A glioma is a cancerous tumor that originates in one of those cell types. Gliomas are subdivided into:
- Astrocytomas, which are the most common type of primary brain tumor and can develop into the very aggressive glioblastoma multiforme.
- Brain stem gliomas, which originate in the cells of the brain stem.
- Ependymomas, which originate in the cells that make spinal fluid.
- Mixed gliomas, which begin in two or more types of glial cells.
- Oligodendrocytomas, which begin in the oligodendrocytes.
The exact cause of a glioma is not known in most cases. There are, however, a number of factors that increase the risk of developing gliomas, such as:
- Age—While gliomas can happen at any age, most occur between the ages of 45 and 65. Some gliomas, such as brain stem gliomas and ependymomas, are more common in children.

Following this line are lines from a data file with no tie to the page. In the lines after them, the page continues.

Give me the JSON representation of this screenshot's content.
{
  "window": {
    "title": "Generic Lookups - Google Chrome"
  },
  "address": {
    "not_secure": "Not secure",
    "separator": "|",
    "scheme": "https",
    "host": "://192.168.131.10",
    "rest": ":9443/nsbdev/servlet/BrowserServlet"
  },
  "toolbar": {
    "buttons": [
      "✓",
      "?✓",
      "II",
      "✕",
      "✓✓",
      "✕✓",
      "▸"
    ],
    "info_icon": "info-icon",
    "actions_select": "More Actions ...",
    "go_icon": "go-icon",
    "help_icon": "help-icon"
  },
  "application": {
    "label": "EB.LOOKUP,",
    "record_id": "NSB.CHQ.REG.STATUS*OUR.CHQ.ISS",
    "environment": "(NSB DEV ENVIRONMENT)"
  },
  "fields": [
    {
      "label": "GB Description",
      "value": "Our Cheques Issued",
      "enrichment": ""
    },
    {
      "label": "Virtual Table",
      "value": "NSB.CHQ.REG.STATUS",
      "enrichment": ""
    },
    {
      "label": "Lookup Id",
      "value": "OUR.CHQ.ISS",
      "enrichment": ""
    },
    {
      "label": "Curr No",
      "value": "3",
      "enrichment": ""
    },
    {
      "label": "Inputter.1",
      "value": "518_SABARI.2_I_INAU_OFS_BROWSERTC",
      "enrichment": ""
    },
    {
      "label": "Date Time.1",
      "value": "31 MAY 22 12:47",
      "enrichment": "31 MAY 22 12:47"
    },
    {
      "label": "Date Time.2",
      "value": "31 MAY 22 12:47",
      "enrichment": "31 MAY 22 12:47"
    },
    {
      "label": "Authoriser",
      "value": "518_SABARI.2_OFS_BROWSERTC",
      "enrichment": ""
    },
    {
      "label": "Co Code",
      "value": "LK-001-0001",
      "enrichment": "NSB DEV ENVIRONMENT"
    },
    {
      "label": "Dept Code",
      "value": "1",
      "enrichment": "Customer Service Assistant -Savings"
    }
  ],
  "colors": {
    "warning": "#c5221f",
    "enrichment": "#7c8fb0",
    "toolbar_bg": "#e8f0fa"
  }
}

- Family history—A family history of glioma can double a person’s chance of developing one.
- Radiation exposure—Ionizing radiation, such as the type used to treat cancer, can increase the risk of glioma.
Glioma symptoms depend on the type, size and location of the tumor. Some common symptoms can include:
- Balance issues
- Behavior changes
- Changes in cognition
- Nausea and vomiting
- Personality changes
- Speech changes
- Urinary incontinence
Doctors will usually start with a medical history and physical exam to determine the presence of symptoms and if there is a family history of glioma. Next is usually a neurological exam, which can include tests for:
- Balance and coordination
- Cognition and memory
- Hearing and speech
Some type of imaging test is usually necessary for a firmer diagnosis. These can include magnetic resonance imaging (MRI) or computed tomography (CT) scans. However, a biopsy—taking a small piece of tumor and evaluating it under a microscope—is the only way to truly diagnose a glioma. A biopsy can be done as part of surgery to remove a brain tumor, or it can be done with a stereotactic needle that is inserted into the brain and often guided by an MRI or CT scan.
Glioma treatment depends on its grade (severity). While there are four grades, gliomas are often referred to as either low grade (grades I or II) or high grade (grades III or IV). In most cases, surgery to remove all or as much of the tumor as possible is the first step. In many cases, however, the tumor is either too large to fully remove, is located in a particularly sensitive area in the brain or is difficult to access. In such cases, surgeons will remove as much of the tumor as is safely possible.
After surgery, radiation therapy is often the next step. Radiation uses high-energy beams such as X-rays or protons focused on the tumor to destroy cancerous cells. Chemotherapy—medications used to kill cancer cells—is often given in conjunction with radiation.